Description: This module addresses the concept of gender in Islam from historical, socio-political and legal perspectives. A broad range of topics including contemporary debates on identity, feminism and sexuality are covered. The areas of Islamic law pertaining to women’s legal rights will be another topic of discussion. The changing discourse regarding construction of gender identities are explored through studies of women’s movements in Muslim majority countries. This module will encourage students to challenge stereotypes surrounding women’s status in Islam by promoting lively debates and discussions. In addition to readings there will be a number of film screenings and guest lectures. Topics include: Women at the Inception of Islam: The Prophet and Women, Women, the Qur’an and the Hadith: Women in the Qur’an and the Story of Creation, Women in Islamic Law: Marriage, Women in Islamic Law: Divorce,Sexuality and Islam, Patriarchy and Honour, Discourses on the Veil: Comparative perspectives, Islamic Feminisms and Women’s Movements: Comparative Perspectives (Iran, Turkey, Morocco, Egypt, Indonesia), Women and the Islamic State.

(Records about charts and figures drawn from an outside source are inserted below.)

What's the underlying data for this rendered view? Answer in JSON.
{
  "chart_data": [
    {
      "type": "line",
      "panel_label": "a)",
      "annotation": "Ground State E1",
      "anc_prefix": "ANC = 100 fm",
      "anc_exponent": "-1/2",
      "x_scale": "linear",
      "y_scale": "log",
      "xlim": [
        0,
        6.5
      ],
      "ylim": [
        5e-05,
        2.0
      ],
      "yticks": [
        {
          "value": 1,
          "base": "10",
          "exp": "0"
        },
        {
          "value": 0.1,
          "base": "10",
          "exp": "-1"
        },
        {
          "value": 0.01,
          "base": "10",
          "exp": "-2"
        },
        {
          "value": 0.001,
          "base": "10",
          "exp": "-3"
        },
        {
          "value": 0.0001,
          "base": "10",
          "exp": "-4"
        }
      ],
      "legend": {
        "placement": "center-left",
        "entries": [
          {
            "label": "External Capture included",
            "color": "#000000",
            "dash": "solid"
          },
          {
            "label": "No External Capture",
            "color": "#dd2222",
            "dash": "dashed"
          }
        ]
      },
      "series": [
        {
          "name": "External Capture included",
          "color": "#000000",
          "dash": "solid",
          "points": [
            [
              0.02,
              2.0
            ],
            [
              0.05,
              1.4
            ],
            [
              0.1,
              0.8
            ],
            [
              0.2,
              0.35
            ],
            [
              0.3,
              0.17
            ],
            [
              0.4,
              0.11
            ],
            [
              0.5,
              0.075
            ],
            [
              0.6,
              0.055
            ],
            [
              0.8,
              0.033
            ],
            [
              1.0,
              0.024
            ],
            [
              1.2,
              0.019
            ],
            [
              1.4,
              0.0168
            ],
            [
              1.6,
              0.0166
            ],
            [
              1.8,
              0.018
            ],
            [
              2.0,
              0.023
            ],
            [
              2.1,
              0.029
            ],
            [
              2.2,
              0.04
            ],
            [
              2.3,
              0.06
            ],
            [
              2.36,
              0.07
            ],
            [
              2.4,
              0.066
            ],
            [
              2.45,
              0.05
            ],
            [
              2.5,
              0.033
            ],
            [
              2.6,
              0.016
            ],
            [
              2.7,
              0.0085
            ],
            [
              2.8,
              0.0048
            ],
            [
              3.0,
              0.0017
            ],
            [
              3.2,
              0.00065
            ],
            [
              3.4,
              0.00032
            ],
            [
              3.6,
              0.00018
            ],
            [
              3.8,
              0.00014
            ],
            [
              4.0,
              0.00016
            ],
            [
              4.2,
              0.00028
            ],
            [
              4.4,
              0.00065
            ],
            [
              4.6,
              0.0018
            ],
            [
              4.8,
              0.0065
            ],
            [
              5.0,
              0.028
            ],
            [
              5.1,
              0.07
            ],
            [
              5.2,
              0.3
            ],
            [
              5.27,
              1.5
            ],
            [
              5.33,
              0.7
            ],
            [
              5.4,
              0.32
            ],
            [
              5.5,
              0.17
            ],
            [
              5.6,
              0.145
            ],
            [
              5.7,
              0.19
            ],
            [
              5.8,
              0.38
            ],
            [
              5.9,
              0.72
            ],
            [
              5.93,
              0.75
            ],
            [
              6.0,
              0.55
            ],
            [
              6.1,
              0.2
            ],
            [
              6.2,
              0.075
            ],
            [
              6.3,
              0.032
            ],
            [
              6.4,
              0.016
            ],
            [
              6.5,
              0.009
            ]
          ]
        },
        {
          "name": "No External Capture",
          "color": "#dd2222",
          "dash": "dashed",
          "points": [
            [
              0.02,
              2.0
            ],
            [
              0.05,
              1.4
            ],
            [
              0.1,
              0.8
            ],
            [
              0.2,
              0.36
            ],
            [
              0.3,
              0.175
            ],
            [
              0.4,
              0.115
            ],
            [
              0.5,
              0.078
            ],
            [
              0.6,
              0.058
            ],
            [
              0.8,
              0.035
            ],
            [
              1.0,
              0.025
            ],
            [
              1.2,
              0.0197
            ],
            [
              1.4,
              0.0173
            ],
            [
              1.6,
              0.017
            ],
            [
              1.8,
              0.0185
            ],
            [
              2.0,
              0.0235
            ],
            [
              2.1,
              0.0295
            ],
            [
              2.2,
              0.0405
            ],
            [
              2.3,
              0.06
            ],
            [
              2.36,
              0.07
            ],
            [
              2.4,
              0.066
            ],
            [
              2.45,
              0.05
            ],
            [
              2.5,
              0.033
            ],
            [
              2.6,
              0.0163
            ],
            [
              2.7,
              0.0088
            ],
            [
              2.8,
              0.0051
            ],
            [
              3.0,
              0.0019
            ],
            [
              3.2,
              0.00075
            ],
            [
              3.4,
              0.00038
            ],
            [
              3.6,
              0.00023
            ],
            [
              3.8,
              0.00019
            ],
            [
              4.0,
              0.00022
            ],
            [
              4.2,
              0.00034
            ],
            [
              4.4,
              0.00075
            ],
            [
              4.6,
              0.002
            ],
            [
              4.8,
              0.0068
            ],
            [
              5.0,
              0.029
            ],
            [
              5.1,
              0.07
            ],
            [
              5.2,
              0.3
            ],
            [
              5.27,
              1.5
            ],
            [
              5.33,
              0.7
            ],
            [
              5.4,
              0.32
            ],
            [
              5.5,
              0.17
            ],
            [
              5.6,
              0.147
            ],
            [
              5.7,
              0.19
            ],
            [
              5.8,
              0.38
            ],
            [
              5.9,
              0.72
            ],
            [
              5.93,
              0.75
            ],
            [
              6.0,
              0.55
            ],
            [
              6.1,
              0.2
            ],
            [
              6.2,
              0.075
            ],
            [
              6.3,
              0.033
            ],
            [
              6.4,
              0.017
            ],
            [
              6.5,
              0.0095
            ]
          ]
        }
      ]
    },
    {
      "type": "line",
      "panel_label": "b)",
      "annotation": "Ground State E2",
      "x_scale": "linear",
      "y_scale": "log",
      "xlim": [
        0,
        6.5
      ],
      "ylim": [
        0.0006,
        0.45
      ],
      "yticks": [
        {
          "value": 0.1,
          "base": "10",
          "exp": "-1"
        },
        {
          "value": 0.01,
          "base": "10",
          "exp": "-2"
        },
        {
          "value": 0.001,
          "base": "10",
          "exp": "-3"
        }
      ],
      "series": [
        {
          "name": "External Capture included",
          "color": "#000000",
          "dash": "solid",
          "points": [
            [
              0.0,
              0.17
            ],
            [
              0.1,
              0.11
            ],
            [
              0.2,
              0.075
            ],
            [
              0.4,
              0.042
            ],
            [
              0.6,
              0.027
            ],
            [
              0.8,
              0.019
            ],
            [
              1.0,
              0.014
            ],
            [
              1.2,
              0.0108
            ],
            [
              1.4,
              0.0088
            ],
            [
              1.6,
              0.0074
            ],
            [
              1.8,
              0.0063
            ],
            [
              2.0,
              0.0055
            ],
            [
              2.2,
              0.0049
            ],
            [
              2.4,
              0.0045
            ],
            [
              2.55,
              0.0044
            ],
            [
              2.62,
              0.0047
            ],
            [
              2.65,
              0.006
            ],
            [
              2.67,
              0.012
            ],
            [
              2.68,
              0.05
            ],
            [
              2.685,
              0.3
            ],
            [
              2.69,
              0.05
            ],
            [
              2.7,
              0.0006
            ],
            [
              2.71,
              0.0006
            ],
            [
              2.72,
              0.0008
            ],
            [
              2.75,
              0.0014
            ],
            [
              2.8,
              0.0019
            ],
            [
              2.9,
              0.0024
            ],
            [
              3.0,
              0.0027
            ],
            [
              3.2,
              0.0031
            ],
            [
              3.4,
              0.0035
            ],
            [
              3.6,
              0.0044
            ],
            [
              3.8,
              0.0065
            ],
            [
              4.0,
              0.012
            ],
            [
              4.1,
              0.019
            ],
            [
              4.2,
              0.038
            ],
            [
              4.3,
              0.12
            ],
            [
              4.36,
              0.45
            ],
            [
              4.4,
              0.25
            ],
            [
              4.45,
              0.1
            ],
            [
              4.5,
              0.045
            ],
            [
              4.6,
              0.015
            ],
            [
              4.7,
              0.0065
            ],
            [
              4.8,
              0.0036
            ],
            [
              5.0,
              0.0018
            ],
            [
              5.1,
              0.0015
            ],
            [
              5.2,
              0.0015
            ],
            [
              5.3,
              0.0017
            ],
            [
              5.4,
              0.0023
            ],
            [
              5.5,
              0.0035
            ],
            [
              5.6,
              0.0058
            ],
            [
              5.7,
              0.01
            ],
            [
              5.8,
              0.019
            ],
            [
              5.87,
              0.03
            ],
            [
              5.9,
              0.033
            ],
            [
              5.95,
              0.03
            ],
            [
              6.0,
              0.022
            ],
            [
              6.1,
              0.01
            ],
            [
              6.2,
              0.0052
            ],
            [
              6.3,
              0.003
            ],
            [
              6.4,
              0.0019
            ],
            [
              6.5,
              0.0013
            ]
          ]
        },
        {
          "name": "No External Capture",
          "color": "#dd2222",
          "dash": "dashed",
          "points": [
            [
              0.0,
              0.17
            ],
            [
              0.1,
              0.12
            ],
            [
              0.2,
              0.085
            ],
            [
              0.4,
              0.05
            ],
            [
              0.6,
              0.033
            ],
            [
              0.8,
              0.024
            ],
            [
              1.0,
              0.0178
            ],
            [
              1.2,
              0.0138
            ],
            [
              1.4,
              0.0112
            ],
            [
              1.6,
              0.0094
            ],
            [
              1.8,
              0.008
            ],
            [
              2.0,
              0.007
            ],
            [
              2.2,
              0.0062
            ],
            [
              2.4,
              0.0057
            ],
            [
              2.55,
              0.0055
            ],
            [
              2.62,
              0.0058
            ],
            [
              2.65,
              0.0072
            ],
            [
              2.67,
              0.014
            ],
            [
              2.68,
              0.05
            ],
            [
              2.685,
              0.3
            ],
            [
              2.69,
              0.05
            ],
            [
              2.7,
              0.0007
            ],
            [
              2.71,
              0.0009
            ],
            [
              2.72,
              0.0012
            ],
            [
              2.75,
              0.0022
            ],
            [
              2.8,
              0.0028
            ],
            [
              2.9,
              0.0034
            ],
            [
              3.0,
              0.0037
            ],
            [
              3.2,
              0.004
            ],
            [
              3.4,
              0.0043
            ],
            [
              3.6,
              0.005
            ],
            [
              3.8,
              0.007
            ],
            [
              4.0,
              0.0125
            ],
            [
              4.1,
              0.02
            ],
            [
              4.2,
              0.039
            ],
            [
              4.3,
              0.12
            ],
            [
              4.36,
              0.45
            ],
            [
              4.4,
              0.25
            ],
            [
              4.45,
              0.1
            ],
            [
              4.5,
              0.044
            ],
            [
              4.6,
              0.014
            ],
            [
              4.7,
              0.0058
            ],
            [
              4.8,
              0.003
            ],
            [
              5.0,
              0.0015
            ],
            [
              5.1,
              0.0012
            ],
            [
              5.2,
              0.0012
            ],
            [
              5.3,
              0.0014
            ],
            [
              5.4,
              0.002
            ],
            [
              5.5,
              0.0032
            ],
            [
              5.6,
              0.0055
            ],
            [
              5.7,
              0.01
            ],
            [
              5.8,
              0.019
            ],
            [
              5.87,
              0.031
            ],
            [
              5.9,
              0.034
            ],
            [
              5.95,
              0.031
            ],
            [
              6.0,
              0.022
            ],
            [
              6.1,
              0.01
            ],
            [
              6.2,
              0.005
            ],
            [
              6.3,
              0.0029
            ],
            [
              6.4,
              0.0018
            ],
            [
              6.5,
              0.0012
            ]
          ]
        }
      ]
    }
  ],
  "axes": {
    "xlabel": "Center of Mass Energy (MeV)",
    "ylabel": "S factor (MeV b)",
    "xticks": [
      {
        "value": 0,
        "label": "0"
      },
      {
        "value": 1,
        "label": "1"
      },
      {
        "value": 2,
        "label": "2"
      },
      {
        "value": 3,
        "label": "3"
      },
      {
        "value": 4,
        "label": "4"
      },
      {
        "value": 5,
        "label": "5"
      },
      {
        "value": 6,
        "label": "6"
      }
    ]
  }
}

NM 4014 : Jerusalem: Constructed and Contested

Duration: Semester B

Contact hours p/w: One two-hour seminar per week

Assessment: 1 x 3,000-word essay

Weighting: 10 ECTS

Description: The status of Jerusalem in the sacred texts and traditions of Judaism, Christianity and Islam are subjected to critical historical analysis. Events and periods that have shaped claims and counter-claims for dominion over the city’s holy places as well as it’s national and religious character are examined. The module will cover from the earliest period to the present; the period of the First Temple to the destruction of Jerusalem by the Romans; the Christianisation from Constantine onwards; Umayyads and Muslim Jerusalem; Jerusalem and the Crusades; Ottoman Jerusalem and the Mandate period; and Jerusalem in the Israeli-Palestinian conflict (1948 to the present).

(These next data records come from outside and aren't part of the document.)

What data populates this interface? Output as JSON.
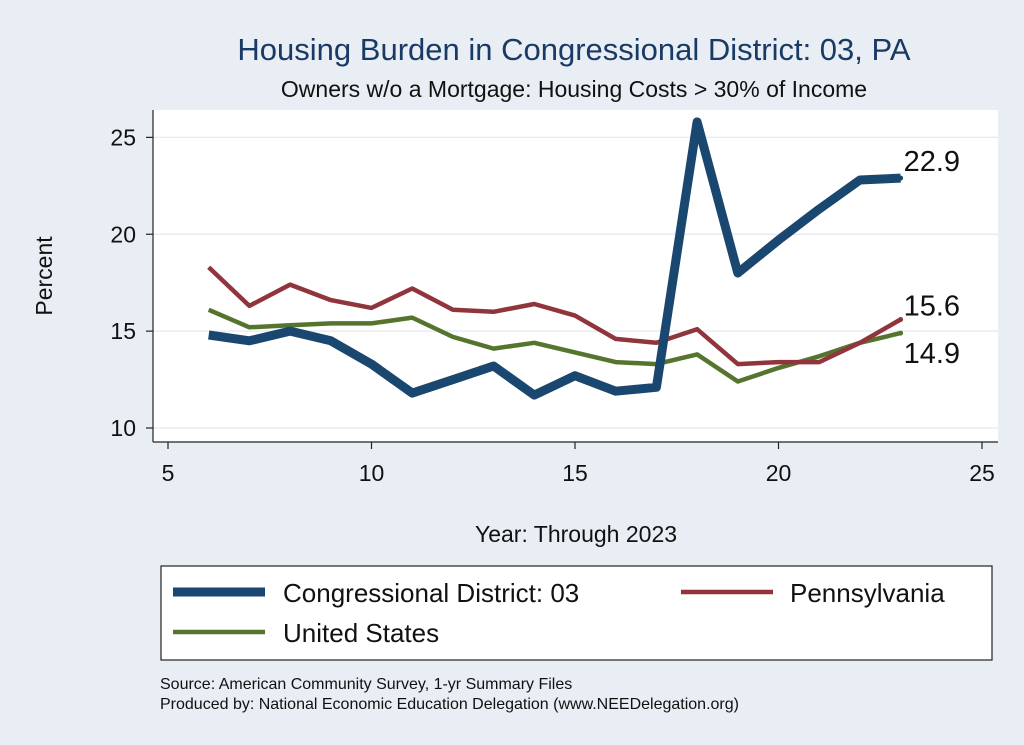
{
  "chart_data": {
    "type": "line",
    "title": "Housing Burden in Congressional District:  03, PA",
    "subtitle": "Owners w/o a Mortgage: Housing Costs > 30% of Income",
    "xlabel": "Year: Through 2023",
    "ylabel": "Percent",
    "xlim": [
      5,
      25
    ],
    "ylim": [
      10,
      26
    ],
    "xticks": [
      5,
      10,
      15,
      20,
      25
    ],
    "yticks": [
      10,
      15,
      20,
      25
    ],
    "grid": true,
    "legend_position": "bottom",
    "series": [
      {
        "name": "Congressional District:  03",
        "color": "#1a476f",
        "x": [
          6,
          7,
          8,
          9,
          10,
          11,
          12,
          13,
          14,
          15,
          16,
          17,
          18,
          19,
          20,
          21,
          22,
          23
        ],
        "values": [
          14.8,
          14.5,
          15.0,
          14.5,
          13.3,
          11.8,
          12.5,
          13.2,
          11.7,
          12.7,
          11.9,
          12.1,
          25.8,
          18.0,
          19.7,
          21.3,
          22.8,
          22.9
        ],
        "end_label": "22.9"
      },
      {
        "name": "Pennsylvania",
        "color": "#90353b",
        "x": [
          6,
          7,
          8,
          9,
          10,
          11,
          12,
          13,
          14,
          15,
          16,
          17,
          18,
          19,
          20,
          21,
          22,
          23
        ],
        "values": [
          18.3,
          16.3,
          17.4,
          16.6,
          16.2,
          17.2,
          16.1,
          16.0,
          16.4,
          15.8,
          14.6,
          14.4,
          15.1,
          13.3,
          13.4,
          13.4,
          14.4,
          15.6
        ],
        "end_label": "15.6"
      },
      {
        "name": "United States",
        "color": "#55752f",
        "x": [
          6,
          7,
          8,
          9,
          10,
          11,
          12,
          13,
          14,
          15,
          16,
          17,
          18,
          19,
          20,
          21,
          22,
          23
        ],
        "values": [
          16.1,
          15.2,
          15.3,
          15.4,
          15.4,
          15.7,
          14.7,
          14.1,
          14.4,
          13.9,
          13.4,
          13.3,
          13.8,
          12.4,
          13.1,
          13.7,
          14.4,
          14.9
        ],
        "end_label": "14.9"
      }
    ]
  },
  "source_lines": [
    "Source: American Community Survey, 1-yr Summary Files",
    "Produced by: National Economic Education Delegation (www.NEEDelegation.org)"
  ]
}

NM 4015 : Advanced Arabic Text

Duration: Semester A

Contact hours p/w: One 2-hour seminar per week

Assessment: 1 end of semester test

Weighting: 10 ECTS

Description: The successful completion of modules in introductory and intermediate Arabic is a prerequisite for this module. The module aims to familiarise students with a wider range of Arabic texts including prose and poetry. Students also engage in translation of advanced-level Arabic texts.